Hardaway’s comments were sparked by Amaechi’s decision to come out of the closet.
“You know, I hate gay people, so I let it be known. I don’t like gay people and I don’t like to be around gay people,” Hardaway said. “I’m homophobic. I don’t like it. It shouldn’t be in the world or in the United States.”
Hardaway also said if he did find out that a teammate was gay, he would ask for the player to be removed from the team.
“His words pollute the atmosphere,” Amaechi said. “It creates an atmosphere that allows young gays and lesbians to be harassed in school, creates an atmosphere where in 33 states you can lose your job and where anti-gay and lesbian issues are used for political gain,” Amaechi said.

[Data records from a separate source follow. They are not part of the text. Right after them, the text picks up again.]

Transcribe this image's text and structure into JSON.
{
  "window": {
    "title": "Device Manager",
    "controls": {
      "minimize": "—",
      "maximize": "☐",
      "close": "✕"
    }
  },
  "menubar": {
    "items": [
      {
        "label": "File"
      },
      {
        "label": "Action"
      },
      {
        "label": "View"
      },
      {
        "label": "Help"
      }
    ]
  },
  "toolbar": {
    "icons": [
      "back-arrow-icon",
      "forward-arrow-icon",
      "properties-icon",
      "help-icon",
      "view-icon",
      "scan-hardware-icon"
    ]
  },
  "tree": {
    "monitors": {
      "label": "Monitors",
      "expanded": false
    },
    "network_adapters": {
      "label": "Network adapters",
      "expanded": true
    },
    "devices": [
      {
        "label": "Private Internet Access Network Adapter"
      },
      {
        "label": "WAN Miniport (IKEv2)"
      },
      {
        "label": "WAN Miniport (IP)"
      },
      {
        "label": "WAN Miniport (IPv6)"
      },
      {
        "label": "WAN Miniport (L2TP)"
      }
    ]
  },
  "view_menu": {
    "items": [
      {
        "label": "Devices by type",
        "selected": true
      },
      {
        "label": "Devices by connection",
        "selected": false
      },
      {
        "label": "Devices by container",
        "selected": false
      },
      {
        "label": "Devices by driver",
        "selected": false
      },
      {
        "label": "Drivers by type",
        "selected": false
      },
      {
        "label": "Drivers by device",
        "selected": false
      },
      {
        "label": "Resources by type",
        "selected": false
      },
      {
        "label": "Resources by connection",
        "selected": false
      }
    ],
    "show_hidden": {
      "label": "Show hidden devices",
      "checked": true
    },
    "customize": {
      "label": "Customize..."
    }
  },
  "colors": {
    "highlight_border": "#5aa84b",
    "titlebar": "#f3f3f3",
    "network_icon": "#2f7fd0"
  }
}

It’s been hard not to notice that the TV news analysis of Tim Hardaway’s hate rant has often been so incredibly lacking. I suppose this shouldn’t be a surprise, considering how the American sports media mostly mishandled John Amaechi’s coming out in the first place. Kenny Smith and Charles Barkley, on TNT’s prominent NBA broadcasts, took the cynical approach (one they curiously intended as the high ground) that NBA players don’t have issues with gay teammates and that Amaechi’s only reason for coming out was to sell a book. Charles, never the sharpest tool in the shed, was unwilling or unable to take the issue beyond this superficial, preposterously presumptive thought (and by the way, Charles, every appearance you make on TV pads your pockets, too; does that mean we should dismiss your diatribes as pure money-making schemes?). NBA players may be progressive compared to the neanderthals in the NFL and MLB, but not by much. All three leagues feature culturally challenged men obsessed with sandbox notions of masculinity, but also a startling number religious zealots who can be heard after games praising a God who they believe helps them win and helps their coincidentally God-fearing opponents lose. For Charles or Kenny to assert that such an atmosphere is likely to be one of tolerance for an out-of-the-closet baller is ludicrous. Hardaway’s comments, as Amaechi himself pointed out, are in this way a relief, for at least they cut through the kind of see-no-evil, hear-no-evil nonsense spouted by “analysts” like Barkley.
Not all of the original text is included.